Last week we announced a major release of our ANTHEM platform. Every carrier currently using ANTHEM will be upgraded to ANTHEM 2.0 over the next several months, and we are sunsetting the previous platform and interface so that from this day forward, only the architectural approach of ANTHEM 2.0 will be available. There are some notable improvements over ANTHEM 1.0, that I would like to detail:
You probably know that ANTHEM started as a way for carriers to aggregate the social networking category using a single client to make deployment simpler, requiring fewer device resources and with a straightforward user interface. The architecture of ANTHEM 1.0 could best be described as “traditional client/server” in that the client contained all of the navigation and UI, while the server was acting as a gateway to the social networking sites. The result was a very similar look and feel across multiple social networking sites, except of course that the content being served into that similar UI was specifically Bebo or MySpace or whatever.
The limitations of ANTHEM 1.0 were mainly that the UI was inflexible and the business logic, being tied to the client, was limited to existing functionality. If a social networking site rolled out a new service for which ANTHEM had no functional component, it could not be rendered.
A similar constraint, btw, exists with mobile browsers: Social networking sites have turned into platforms that enable third parties to build apps around, and the mobile version of those social networking sites are unable to render those third party apps. This is not because of the browser itself, but because the login credentials for the mobile site provide access to what is essentially an API-driven representation of the full HTML site. It can be thought of as a separate site, really, and any new functionality added on the HTML site has to be built and added to the mobile version.
Anyway, another driver of the rearchitecture of ANTHEM is the definition of “social connectivity” in the mobile space. “Social networking” has always been a bit ill-defined, but what comes to mind now versus what came to mind four years ago is a very different concept.
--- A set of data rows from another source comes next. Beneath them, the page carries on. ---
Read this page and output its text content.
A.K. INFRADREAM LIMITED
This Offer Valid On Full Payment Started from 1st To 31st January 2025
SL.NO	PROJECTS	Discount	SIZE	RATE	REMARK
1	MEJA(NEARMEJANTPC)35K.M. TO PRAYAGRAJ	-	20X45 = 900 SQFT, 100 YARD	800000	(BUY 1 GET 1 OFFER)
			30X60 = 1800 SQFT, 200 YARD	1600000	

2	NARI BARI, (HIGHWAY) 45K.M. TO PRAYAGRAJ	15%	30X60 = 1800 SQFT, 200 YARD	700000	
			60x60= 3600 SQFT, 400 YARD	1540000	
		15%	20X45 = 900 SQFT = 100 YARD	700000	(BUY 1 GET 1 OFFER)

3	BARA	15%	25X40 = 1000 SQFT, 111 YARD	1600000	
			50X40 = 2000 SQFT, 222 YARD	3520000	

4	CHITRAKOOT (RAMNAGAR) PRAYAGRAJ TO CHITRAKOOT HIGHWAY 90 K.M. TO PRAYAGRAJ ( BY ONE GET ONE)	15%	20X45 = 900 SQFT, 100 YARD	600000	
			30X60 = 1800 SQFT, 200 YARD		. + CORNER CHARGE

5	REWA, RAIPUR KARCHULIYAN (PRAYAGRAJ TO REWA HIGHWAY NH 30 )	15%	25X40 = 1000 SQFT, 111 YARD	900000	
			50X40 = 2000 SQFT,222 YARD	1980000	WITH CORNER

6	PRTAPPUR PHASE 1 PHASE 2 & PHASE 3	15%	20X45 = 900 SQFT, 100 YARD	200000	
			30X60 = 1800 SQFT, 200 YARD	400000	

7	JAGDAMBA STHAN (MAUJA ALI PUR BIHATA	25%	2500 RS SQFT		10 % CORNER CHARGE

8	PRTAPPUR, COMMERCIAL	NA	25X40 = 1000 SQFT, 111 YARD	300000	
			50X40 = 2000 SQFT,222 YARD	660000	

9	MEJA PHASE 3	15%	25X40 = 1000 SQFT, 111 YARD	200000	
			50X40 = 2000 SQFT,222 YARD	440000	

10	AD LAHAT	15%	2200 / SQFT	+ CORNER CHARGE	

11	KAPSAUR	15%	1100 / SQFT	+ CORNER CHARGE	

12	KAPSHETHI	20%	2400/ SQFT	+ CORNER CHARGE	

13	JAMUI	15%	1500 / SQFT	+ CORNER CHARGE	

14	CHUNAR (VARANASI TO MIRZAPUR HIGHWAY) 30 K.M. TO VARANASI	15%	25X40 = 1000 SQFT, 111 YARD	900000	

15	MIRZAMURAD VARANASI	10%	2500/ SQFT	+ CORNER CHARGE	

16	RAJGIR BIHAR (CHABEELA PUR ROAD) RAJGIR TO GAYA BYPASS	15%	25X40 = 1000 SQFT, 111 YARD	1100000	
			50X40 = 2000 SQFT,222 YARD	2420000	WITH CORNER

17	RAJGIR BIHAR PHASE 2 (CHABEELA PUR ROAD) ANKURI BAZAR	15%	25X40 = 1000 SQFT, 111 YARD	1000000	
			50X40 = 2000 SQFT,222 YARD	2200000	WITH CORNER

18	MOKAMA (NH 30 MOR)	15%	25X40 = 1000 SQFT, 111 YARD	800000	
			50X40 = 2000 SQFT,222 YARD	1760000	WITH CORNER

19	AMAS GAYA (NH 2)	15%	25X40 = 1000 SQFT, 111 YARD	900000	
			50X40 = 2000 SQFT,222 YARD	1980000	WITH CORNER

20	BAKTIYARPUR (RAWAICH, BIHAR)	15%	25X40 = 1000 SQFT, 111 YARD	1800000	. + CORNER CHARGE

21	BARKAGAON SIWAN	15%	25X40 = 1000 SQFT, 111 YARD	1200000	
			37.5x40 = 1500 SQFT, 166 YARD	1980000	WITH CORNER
Yes, today “social networking” still includes Facebook and MySpace and Bebo, but it also encompasses Twitter, imeem, MTV Tr3s, meebo, AIM, YouTube, email and even Texas Hold ‘Em Poker. (Because you can play it with your friends on Facebook. For that matter, any Facebook app is now part of the “social networking” mix.)
In the mobile space, it gets even more complex than that: Carriers and OEMs are in the business of facilitating personal communication, and social networking has become an important aspect of personal communication for a great many people. It is therefore imperative to integrate social networking into the device UI itself, adding Facebook friends to the phone’s address book, for instance, or creating a master “network address book” that contains all contacts from all sources and syncing it back to the device in a way that seamlessly facilitates communication with everyone no matter their origin or mode.
Because so many carriers, OEMs and social networking providers use ANTHEM, it had to account for all of this and offer a future-proof technology platform around which products and services can be built. ANTHEM 2.0 delivers.
Here is how it works:
All applications are rendered on the server now instead of at the client, which makes several things possible, not the least of which is ultimate flexibility and a future-proof patform to deploy ANY service. So for instance, MySpace on a cheap low-end phone can look just like MySpace on the iPhone. If some other new service becomes popular a year from now, no problem - it will simply be added later without having to change anything on the device.
Another benefit to this approach is that we can make application associations at the server level. Unlike traditional mobile applications, which are single-purpose binaries that cannot interact with each other, ANTHEM enables apps to interact, using each other’s resources. So for instance, through ANTHEM you can play Texas Hold ‘Em Poker with your friends on Facebook. They are two separate applications, but with shared resources enabled, each app becomes more powerful than on its own. This has never been possible in the mobile space, but now it is. All of the apps written for the various social networking sites can now be ported to the mobile space.
We will do a technical post sometime soon, but I thought I would mention that the code we use to create apps is off-the-shelf JavaScript, CSS and XML - web development standards. While it is true that other platforms may attempt to use high-level authoring tools for very light widgets, etc., ANTHEM creates real, full, robust, interactive applications. The transformation at the server optimizes and compresses the application code and sends down to the phone a very light payload.
Incidentally, at the device is either the ANTHEM app player, which is available in any flavor you want (J2ME, BREW, Flash, WinMo, Android, whatever) and is about 160K so very light and optimized for low-end feature phones though of course it works beautifully on smart phones, OR we can publish all app functionality into a native UI or third-party construct. ANTHEM is presentation-agnostic and realizes its full potential when its ability to integrate with native device functions is exploited.